RELATÓRIO DE UM EXTRATERRESTRE
Sérgio Antunes de Freitas
Senhor Comandante,
Ao passar pela Via Láctea, detetamos um som, em alto volume, vindo de um planeta distante.
A ele nos dirigimos, a fim de verificar que tipo de vida prevalece no local.
De longe, observamos que o som provinha de vários pontos. O de maior volume chegava de um local com umas espécies que julgamos interessante analisar.
Uma delas estava em uma rede e emitiu um som baixo, que deciframos como sendo: - Mainha, traga um copo de água para mim.
E a mainha disse: - Levanta e vai pegar, Adroaldo!
E o Adroaldo disse: - Ah! Amanhã, eu bebo.
Semelhantes a ele, embora não tão tranquilos, se aglomeravam acompanhando um veículo lotado de auto-falantes, emitindo o som alto que chamou a nossa atenção. Iam pulando e repetindo um líder que dizia assim:
Eu quero be-já, be-já, be-já
Ô, ô, ô, ô, ô,
Salvadô, Salvadô,
Ba-ê-ê-ê-ê-ê-ê-a-aaa.
Foi possível perceber que a espécie se divide em dois tipos, masculino e feminino, embora, em alguns muitos casos, tenhamos ficado realmente em dúvida sobre a qual se relacionava um indivíduo observado, ou se havia outros gêneros não identificados pelos nossos antropólogos.
Os indivíduos da espécie ficavam repetindo a cantilena, se abraçando, se beijando e se encaixando. Às vezes, um encaixava um outro, que não queira ser encaixado, e recebia uma porrada de perder o rumo.
De repente, notamos que um som também em alto volume vinha de uma coordenada mais ao sul. Voltamos os nossos sensores para o alvo e percebemos outro grupo animal semelhante, com um líder que, primeiramente, gritava: - Aí, comunidade! Vamos mostrar para o mundo que o Morro da Inclemência tem samba no pé!
Em seguida, os tambores iniciavam a percussão e a comunidade começava a chacoalhar.
O líder, então, gritava: - Na avenida...
E a comunidade começava a cantar:
Na aveni-i-i-i-i-da
A minha escola vai passar...
E todo mundo, chacoalhando, se dirigia para uma passarela, onde outros assistiam e também chacoalhavam.
Um sistema de transmissão de imagens mostrava, às espécimes distantes do local, o que acontecia ali e, provavelmente, repassava informações históricas relevantes para o planeta, em um processo de educação à distância, como, por exemplo:
- Está vendo a Isabelzinha, que é a terceira porta-bandeira dessa escola, ela é filha da Dona Creusa, que mora lá no Morro do Tatuí. Todo mês, a Dona Creusa faz uma rabada e a velha guarda da escola vai lá no barraco dela, para lembrar os sambas-enredos do passado. Vai o Zoró, o Tião da Arminda, o Cróvis do reco-reco, o Xirico, o Carniça, o Carçola, todos famosos, verdadeiros guardiões da tradição.

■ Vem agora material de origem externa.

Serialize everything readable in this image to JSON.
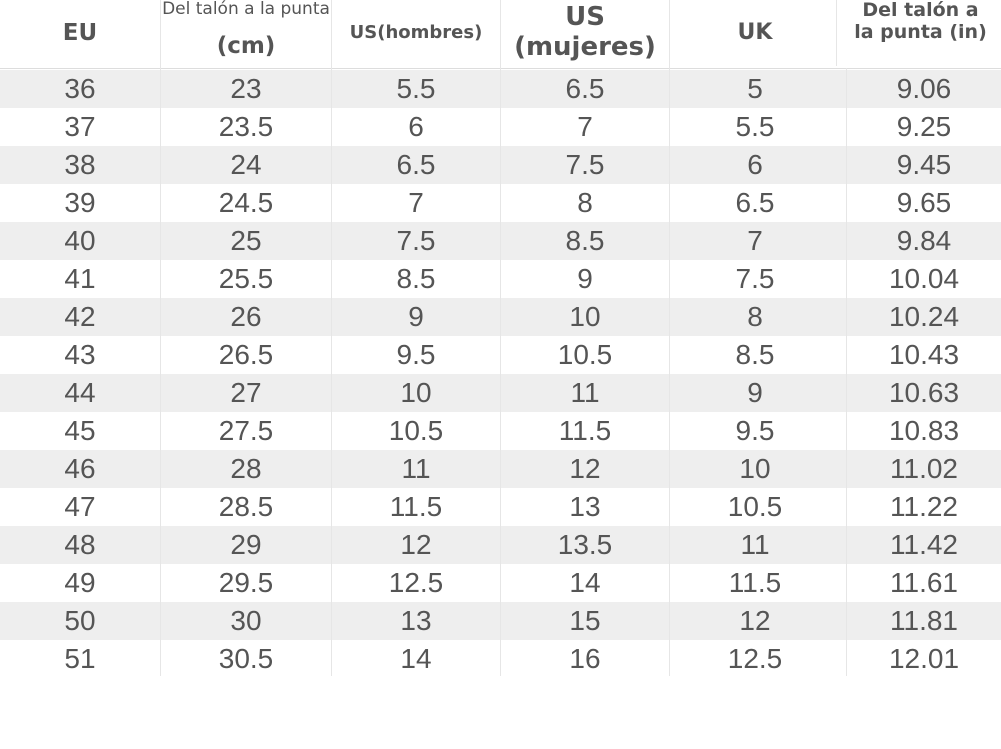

Como muitos da espécie reclamam, parece que, de fato, há problemas de má distribuição de renda no planeta, principalmente sob a perspectiva do gênero, pois a maioria dos masculinos quase não se aguentava com as roupas, enquanto boa parte dos de gênero feminino não tinha o que vestir.
Grupamentos menores, espalhados pelo país, imitavam e repetiam os exemplos citados, mas em densidade menor.
Após exaustivas reuniões de nossa equipe, concluímos que, na verdade, os costumes se referem a danças de acasalamento, pois, nove meses depois, acontecem verdadeiras explosões demográficas.
Entretanto, o problema maior, e razão desse relatório, é que metade de nossa tripulação resolveu ficar por lá.